For advanced golfers and low handicappers, players’ irons, like blades and forged irons, typically have a higher COG because these types of golfers want a lower height to their shots with more workability.
These experienced players typically want clubs that offer the best workability and depend far less on the clubs’ ability to launch the ball high.
Finding irons that fit your budget is another crucial step to finding the right set for your game and financial health. Golf can be an expensive game and maximizing value helps provide enough funds for the remainder of your set.
Most manufacturers like Ping offer a wide range of combinations to their iron sets. If you like hybrids, then you should be able to find a lower priced set that begins with a 5-iron, for example.
More experienced players may need more expensive equipment to take full advantage of their skill set. So they should plan to spend more money on their clubs to reach their full potential.
The flex rating of an iron pertains with the shaft of the club. The rating of the shaft is based solely on swing speed. Routinely, professional golfers use an extra-stiff shaft to accommodate their extremely high swing speed. Other flex ratings include stiff, regular, senior, and ladies.
Questions & Answers
What should beginners look for in a set of irons?
Beginners should look for a set of game-improvement irons that offers high launch, deep forgiveness, and a cavity-back design. Since beginners have trouble getting the ball consistently in the air, the architecture of cavity-backed irons will help produce the carry and length that these golfers need to lower their scores.
What should high handicappers look for in a set of irons?

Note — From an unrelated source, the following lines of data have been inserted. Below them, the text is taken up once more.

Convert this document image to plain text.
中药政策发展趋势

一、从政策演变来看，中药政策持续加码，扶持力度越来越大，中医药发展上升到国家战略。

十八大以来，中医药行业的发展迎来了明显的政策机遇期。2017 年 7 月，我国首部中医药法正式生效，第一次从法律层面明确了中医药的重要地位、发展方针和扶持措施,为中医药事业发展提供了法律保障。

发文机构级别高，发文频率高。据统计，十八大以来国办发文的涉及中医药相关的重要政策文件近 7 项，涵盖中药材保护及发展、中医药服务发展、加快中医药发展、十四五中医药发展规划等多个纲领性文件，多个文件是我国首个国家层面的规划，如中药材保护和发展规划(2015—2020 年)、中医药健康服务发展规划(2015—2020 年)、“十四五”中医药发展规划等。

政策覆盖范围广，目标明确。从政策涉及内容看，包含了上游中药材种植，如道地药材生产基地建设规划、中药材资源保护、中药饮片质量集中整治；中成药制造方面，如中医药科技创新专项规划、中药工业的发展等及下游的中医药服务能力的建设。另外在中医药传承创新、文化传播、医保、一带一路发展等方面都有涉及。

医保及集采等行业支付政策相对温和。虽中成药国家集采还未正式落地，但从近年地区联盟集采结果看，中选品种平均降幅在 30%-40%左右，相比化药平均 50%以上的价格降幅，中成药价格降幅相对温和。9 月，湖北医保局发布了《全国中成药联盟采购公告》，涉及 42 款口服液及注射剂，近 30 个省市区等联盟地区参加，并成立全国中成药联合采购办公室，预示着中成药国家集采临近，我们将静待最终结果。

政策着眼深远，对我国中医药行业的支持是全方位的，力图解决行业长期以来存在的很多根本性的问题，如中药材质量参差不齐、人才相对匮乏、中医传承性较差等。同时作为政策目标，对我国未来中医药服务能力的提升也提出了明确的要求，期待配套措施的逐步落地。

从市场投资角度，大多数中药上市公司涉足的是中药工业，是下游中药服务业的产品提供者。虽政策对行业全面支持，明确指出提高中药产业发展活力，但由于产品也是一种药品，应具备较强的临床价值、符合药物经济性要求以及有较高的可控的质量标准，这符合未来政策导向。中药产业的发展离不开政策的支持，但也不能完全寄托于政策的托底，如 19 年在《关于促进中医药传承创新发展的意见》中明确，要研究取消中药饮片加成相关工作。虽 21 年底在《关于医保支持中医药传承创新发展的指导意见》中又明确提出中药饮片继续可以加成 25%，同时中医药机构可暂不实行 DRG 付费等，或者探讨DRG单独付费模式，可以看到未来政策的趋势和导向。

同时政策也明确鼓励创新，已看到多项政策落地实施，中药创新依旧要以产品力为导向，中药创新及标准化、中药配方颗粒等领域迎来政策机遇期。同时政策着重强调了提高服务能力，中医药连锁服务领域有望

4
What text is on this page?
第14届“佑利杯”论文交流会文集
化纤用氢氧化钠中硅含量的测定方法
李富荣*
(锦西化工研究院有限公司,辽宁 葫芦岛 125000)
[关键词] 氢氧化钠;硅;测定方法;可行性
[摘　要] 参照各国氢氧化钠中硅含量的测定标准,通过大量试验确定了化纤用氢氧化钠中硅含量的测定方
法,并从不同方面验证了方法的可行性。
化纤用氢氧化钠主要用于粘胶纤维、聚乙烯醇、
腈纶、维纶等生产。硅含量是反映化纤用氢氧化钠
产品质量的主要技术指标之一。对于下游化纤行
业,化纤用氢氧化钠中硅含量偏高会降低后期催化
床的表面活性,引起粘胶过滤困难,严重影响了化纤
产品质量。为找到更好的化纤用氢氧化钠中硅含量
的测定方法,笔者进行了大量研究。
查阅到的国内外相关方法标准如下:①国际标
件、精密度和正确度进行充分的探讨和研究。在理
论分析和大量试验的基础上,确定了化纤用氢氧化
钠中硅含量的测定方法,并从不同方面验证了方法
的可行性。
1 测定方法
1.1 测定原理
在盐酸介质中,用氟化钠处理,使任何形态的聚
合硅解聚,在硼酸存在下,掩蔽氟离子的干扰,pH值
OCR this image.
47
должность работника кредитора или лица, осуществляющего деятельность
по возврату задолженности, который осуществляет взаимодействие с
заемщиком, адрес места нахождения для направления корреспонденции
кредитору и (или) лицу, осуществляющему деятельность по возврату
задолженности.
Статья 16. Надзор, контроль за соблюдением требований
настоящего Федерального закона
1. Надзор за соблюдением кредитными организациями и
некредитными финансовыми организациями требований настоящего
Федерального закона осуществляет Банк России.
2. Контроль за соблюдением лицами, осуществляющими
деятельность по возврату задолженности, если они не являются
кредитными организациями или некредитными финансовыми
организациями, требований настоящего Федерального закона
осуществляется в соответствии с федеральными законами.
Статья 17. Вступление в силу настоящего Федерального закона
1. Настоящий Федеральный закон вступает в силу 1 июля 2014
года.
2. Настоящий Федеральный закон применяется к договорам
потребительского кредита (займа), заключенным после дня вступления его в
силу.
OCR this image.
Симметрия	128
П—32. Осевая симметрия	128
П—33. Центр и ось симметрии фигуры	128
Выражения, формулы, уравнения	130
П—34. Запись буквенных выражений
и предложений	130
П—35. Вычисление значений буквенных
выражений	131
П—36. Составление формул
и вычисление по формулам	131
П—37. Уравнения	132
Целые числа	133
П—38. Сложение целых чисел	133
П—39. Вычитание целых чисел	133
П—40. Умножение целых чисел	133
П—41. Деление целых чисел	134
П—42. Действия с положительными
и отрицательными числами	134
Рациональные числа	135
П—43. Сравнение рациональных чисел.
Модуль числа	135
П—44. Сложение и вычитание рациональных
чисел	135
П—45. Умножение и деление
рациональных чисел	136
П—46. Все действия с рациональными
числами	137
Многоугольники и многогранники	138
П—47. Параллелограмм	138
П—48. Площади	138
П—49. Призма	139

High handicappers should look for irons that will encourage consistency in their game. Since these golfers have experience, the problem most of them face is hitting crisp shots with regularity. A new set of irons that offer premium turf interaction with wide soles that move easily through the turf to provide clean contact with the golf ball remains one of the best ways to improve their game.
Are the three, four, and 5 irons, or the hybrids worth buying?
Yes, all of those clubs provide options when facing long distances on the course. On long par 4s and par 5s, hybrids and long irons help the golfer increase the length of their shots to reach the green with accuracy. Amateurs like using hybrids from the fairway and tee box because of their shape and easy-to-hit design.
What are irons made of
Irons are made primarily from steel with other additions to help reduce weight. Professional irons typically mix in a composite such as carbon steel to increase strength and keep the club feeling lightweight in the golfer’s hands. Irons can also feature other amenities, including 3-D printed brackets that significantly allow the club designer to shift weight for better balance.
In a set of clubs, how many irons are there?
Typically, golfers will carry anywhere from five irons, not counting the wedges. Most sets do include a pitching wedge and possibly additional wedges. Most complete sets begin with a 5-iron and run through a pitching wedge. Additional irons can be added to the set to help a golfer achieve the distance needed for their game.
Picking the best iron set is often the most fun but also the most confusing equipment decision a golfer can make. Should you go with a set of gorgeous forged musclebacks or spring for a more affordable cast cavity back iron and spend a little more on your driver?
With so many different brands and designs out there, it’s hard to even narrow it down to several different options, much less the single best one.
This year TaylorMade really outdid themselves with an incredible offering, the TaylorMade M6 Iron Set. A design that maximizes technological innovations to provide extreme distance combined with the highest level of forgiveness, the M6 irons stand out above the crowd as the best irons for beginners and high handicappers of 2021.